The reference is to "Zoom. Zoom," the familiar line in every Mazda TV commercial from Doner, Southfield, Mich., since mid-2000. It's also used in one of at least two :15 teaser TV spots for the Mazda6 that begin this month. One TV spot features a tachometer and revving engine sound rather than a shot of the car .

The car's actual ad launch hits national TV in early January with at least a trio of :30s. The buy is heavily weighted to football, since Mazda6's core target is 30-something men. Mazda has an integrated marketing deal with ESPN for the car, which is the presenting sponsor of its National Football League "Pigskin Pick'Em" game. Since the start of the NFL football season, the sports sedan gets a mention during ESPN's TV and radio broadcasts as well as on, continuing up to the playoffs.
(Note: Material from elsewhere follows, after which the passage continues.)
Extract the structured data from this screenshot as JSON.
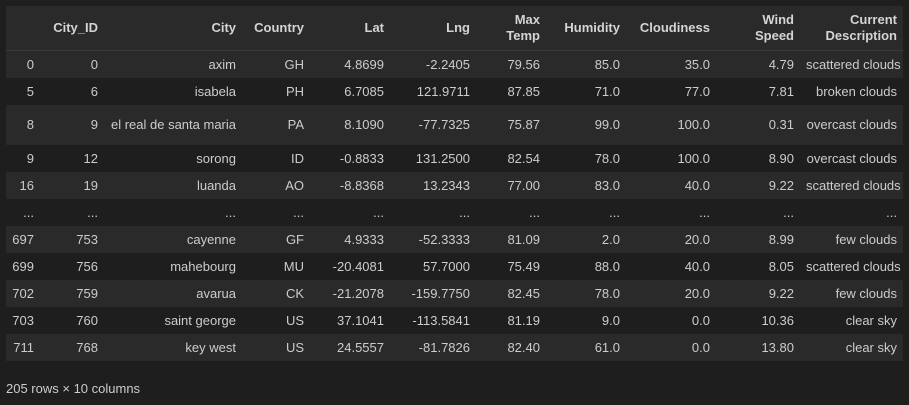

Print ads for the Mazda6 are already appearing in auto enthusiast titles. The automaker also kicked off a series of direct mailers in October that will reach 5 million consumers. The final wave, offering test drives, is to be mailed in December.

The brand has been "cranking up performance" in its products since the Protege5 last year, Ms. Simmons said, adding "we are taking it to the next level with the Mazda6." The next product on the horizon will be its all-new RX-8 sports car, due in mid-2003; the marketer recently announced the car will appear in Twentieth Century Fox's "X-Men" sequel due to premier May 2 of next year.


Events are also part of the Mazda strategy. The automaker is the national sponsor of Hot Import Nights, which attracts auto enthusiasts known as "tuners" who have "tricked out" their cars. The events started in California with Hispanic and Asian male youths but have started expanding to other cities in Texas, New Jersey and Florida. Mazda sponsors music acts at the events but doesn't plaster its name on big banners, which may turn off the tuners.

The marketer's sales have been rising. Mazda said it posted its best September this year since 1993 with a nearly 22% jump to 24,099 units. Through September 2002, the brand reported its sales rose by 1.2% to 211,107 vehicles vs. the same period a year ago.

Susan Jacobs, president of consultant Jacobs & Associates, sees no problem with Mazda's product direction, but is concerned whether the brand can keep building on its momentum. "They need to be able to communicate [performance] in this kind of climate where all the marketing channels are overflowing with incentive messages and new-product messages."